Walkthrough of implementation

    1. We first create a client object, after having defined the sequence of handlers in the definition of the Client class.
    2. Then, we create a few requests that we need to process.
    3. Then, using the delegate() method of the client object, we send the requests one by one, to handlers as per the sequence of handlers defined in the Client class.

The way this takes effect is that, the first request, 6 in this case, is sent to handle() method of the first handler in the sequence, ConcreteHandlerOne in this case.
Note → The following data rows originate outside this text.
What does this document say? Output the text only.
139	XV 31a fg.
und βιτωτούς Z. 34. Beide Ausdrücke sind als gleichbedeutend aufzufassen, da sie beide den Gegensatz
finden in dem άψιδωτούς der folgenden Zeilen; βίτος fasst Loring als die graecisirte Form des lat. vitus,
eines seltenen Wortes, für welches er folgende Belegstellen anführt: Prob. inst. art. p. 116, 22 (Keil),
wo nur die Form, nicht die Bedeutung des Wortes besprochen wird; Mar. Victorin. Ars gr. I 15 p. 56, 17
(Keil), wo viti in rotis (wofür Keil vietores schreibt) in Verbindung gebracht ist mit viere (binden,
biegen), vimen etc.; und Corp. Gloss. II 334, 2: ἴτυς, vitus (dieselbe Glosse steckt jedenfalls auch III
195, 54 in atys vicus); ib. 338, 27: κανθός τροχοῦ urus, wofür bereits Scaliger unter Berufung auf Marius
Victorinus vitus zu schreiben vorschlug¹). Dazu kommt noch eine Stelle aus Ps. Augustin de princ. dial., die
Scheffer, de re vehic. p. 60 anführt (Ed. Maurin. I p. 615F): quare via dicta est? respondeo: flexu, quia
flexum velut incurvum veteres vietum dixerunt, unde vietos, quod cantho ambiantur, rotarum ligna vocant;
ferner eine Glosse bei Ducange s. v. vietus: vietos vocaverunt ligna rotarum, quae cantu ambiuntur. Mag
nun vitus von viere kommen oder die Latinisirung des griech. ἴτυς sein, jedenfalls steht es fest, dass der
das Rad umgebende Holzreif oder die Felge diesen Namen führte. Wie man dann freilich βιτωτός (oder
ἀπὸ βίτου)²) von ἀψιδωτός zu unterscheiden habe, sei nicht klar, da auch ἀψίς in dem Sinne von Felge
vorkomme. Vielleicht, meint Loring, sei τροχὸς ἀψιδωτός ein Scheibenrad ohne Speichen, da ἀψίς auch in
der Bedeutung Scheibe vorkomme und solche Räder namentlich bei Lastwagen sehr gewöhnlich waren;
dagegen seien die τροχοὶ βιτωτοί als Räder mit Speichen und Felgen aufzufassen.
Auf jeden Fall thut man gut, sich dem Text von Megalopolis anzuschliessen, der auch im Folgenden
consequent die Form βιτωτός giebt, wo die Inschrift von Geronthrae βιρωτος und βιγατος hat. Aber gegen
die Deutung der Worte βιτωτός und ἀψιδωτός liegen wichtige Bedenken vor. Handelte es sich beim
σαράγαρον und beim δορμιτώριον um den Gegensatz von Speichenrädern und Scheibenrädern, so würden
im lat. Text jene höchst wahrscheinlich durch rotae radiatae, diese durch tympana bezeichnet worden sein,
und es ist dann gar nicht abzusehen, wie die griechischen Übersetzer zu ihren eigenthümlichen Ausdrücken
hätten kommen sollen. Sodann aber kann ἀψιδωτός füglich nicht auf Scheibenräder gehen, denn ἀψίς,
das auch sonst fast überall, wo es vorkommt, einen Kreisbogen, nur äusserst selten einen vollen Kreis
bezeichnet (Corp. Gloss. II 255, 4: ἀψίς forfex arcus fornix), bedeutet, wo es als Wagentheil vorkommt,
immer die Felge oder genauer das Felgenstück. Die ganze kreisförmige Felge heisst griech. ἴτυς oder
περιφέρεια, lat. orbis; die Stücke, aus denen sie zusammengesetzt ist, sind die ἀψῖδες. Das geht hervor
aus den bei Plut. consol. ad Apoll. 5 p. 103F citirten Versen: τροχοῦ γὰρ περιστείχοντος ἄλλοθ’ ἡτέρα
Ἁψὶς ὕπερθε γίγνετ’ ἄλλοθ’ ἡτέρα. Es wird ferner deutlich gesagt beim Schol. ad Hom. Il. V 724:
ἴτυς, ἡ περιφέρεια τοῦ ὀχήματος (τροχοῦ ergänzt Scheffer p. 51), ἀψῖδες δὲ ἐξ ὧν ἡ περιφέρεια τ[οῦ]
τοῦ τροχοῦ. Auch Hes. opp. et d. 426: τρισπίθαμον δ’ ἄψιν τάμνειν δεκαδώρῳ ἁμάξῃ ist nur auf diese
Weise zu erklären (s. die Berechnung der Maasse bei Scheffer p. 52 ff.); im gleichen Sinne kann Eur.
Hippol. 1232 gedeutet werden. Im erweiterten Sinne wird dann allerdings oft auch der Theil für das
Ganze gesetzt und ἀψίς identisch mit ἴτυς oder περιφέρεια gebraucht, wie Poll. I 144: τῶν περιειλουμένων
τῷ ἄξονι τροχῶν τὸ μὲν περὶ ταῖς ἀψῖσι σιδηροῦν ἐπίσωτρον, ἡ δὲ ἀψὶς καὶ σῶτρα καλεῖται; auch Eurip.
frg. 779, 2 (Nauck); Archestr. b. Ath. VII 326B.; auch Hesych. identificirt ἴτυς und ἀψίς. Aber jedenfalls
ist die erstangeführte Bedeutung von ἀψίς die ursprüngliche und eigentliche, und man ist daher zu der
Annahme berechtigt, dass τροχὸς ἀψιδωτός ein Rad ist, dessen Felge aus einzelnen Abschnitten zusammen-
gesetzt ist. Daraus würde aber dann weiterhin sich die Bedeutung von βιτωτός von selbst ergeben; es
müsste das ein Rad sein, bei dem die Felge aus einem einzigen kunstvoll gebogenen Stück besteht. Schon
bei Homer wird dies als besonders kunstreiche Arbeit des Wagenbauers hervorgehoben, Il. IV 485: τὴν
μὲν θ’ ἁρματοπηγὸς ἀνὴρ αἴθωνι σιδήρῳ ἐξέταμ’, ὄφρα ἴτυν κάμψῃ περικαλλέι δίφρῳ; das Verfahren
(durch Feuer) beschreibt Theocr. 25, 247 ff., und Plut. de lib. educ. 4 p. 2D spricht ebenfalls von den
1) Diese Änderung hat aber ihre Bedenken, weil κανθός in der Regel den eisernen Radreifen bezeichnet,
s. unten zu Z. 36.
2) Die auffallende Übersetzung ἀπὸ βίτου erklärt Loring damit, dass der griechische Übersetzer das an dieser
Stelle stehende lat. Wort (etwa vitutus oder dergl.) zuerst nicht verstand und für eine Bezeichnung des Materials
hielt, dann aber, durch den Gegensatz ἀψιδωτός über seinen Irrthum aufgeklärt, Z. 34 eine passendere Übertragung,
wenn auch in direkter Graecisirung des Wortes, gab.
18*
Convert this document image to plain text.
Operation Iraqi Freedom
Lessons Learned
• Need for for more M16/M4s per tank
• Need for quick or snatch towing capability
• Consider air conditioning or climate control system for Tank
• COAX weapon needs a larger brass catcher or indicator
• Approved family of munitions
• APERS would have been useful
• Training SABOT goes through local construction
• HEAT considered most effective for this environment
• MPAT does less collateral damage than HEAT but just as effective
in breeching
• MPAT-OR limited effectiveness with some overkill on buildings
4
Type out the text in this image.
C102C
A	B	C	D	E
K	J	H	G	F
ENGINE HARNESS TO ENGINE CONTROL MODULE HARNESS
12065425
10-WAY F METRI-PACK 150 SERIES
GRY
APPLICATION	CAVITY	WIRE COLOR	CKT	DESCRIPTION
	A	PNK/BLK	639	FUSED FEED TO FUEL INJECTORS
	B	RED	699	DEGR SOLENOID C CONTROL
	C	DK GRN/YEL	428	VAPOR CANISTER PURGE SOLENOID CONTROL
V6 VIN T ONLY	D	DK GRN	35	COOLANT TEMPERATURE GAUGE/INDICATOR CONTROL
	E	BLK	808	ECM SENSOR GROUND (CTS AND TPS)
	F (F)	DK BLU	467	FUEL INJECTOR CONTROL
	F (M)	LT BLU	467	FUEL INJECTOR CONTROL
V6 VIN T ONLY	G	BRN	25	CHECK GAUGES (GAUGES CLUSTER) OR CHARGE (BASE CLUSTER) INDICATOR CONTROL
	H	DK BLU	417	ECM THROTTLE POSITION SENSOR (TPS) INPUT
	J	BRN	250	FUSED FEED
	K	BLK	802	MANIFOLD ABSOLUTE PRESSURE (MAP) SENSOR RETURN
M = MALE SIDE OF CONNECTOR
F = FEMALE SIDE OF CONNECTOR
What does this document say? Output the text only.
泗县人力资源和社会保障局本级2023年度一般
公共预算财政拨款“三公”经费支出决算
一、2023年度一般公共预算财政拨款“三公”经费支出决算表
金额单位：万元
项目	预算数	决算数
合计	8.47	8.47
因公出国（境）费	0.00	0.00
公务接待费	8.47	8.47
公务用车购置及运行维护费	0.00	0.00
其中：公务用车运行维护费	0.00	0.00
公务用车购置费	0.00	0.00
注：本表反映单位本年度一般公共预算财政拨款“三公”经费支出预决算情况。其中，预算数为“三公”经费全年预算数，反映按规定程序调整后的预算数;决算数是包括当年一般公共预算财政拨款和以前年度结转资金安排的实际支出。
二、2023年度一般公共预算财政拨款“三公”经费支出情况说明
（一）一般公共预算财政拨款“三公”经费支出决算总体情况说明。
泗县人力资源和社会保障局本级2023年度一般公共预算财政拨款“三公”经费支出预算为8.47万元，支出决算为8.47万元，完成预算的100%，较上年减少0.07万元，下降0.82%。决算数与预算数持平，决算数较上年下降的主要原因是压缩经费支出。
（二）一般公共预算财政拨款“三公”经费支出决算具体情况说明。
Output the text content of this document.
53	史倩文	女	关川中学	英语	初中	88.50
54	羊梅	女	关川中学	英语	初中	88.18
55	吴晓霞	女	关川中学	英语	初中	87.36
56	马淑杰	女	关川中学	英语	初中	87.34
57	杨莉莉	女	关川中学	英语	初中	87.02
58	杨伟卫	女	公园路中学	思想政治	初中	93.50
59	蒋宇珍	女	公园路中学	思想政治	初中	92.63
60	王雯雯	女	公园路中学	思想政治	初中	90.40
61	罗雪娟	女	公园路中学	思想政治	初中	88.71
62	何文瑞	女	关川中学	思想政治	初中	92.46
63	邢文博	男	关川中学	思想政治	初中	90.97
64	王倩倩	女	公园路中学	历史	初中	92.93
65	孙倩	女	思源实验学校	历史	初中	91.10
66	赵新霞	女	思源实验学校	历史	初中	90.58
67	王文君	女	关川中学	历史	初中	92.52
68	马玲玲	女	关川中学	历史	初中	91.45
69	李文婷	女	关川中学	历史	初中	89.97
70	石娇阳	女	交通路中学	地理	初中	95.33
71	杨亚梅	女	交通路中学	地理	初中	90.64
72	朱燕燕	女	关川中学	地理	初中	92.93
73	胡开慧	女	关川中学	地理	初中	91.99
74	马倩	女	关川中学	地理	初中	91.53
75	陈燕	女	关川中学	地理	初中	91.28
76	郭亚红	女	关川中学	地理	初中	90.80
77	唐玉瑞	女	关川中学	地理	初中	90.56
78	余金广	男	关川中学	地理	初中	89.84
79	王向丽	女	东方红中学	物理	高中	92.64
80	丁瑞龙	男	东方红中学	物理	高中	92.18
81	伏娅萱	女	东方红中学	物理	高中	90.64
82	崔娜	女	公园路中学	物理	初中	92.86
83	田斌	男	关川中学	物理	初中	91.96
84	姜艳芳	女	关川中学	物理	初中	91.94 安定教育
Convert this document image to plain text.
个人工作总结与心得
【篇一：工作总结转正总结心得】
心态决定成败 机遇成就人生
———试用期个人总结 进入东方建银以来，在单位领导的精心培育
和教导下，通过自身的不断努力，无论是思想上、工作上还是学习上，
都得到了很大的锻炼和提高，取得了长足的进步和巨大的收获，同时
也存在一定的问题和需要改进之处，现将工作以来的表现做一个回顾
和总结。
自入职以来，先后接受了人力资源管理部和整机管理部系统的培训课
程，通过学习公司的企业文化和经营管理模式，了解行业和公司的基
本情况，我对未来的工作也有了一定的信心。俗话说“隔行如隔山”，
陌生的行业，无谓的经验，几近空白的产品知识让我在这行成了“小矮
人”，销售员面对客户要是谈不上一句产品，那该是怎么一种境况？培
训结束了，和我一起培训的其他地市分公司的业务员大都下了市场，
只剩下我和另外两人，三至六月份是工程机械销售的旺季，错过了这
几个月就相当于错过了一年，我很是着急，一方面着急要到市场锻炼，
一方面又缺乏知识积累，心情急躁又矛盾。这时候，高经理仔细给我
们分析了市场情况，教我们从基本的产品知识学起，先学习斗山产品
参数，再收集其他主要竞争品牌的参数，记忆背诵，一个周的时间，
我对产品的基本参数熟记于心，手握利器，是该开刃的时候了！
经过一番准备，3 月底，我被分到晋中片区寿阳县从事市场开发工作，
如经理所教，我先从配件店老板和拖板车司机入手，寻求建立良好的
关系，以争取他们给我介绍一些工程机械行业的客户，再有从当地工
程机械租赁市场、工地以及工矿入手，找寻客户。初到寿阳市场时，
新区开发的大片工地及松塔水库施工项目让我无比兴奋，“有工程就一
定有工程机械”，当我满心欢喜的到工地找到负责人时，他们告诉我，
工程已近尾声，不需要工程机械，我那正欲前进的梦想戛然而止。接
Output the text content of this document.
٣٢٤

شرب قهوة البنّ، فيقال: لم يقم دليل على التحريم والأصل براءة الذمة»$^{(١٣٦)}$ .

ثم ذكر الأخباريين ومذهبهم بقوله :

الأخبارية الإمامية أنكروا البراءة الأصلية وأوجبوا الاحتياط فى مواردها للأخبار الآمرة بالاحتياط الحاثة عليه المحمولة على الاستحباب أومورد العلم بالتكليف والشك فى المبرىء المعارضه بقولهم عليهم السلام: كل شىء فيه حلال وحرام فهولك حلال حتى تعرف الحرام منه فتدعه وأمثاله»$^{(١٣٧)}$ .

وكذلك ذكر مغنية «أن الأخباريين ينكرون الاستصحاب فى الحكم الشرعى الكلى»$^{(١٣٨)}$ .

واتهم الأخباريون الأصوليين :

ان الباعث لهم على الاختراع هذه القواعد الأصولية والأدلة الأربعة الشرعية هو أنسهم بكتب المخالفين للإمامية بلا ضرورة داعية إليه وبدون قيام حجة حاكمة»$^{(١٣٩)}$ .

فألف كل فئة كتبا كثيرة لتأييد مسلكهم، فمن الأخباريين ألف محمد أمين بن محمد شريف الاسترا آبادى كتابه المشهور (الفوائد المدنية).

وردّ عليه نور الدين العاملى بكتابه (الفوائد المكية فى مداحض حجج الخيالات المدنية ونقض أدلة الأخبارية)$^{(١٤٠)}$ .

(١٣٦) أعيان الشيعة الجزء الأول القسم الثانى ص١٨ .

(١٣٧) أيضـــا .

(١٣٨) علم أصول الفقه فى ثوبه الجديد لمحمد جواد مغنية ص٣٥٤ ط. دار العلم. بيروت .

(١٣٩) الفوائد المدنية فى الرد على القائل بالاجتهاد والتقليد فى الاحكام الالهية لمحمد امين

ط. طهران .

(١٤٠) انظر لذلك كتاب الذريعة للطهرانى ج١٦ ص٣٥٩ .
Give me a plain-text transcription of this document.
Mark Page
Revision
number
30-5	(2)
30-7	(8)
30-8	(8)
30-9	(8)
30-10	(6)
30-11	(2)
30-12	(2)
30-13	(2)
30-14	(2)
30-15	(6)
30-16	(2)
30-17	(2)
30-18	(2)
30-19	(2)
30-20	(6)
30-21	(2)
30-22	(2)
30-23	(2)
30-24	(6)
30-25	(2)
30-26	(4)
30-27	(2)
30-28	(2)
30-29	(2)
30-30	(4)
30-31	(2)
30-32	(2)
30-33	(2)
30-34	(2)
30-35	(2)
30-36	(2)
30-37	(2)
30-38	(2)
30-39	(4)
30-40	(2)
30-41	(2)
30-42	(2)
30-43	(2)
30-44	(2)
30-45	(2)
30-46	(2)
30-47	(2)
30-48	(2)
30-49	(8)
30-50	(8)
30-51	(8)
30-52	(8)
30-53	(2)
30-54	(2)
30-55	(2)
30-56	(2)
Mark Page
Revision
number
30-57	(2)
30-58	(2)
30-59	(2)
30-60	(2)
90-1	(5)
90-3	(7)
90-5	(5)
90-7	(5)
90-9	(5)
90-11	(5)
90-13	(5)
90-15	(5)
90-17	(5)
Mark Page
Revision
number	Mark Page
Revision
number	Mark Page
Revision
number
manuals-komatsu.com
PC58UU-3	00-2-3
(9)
Before the handle() method, its __init__() is executed, which defines its successor as per the sequence in the definition of Client class, ConcreteHandlerTwo, in this case. Then the handle() method of the ConcreteHandlerOne tries to process the request by calling its processRequest() method, and if it succeeds, the second request, 12, follows the same path. If the processRequest() of ConcreteHandlerOne fails to handle the request, the __init__(), handle() and processRequest() of the successor i.e. ConcreteHandlerTwo are executed one by one, and the process carries on. If no concrete handler is able to handle the request, the request is passed to the DefaultHandler, and its processRequest() method notifies the user that there is no concrete handler in place for this request.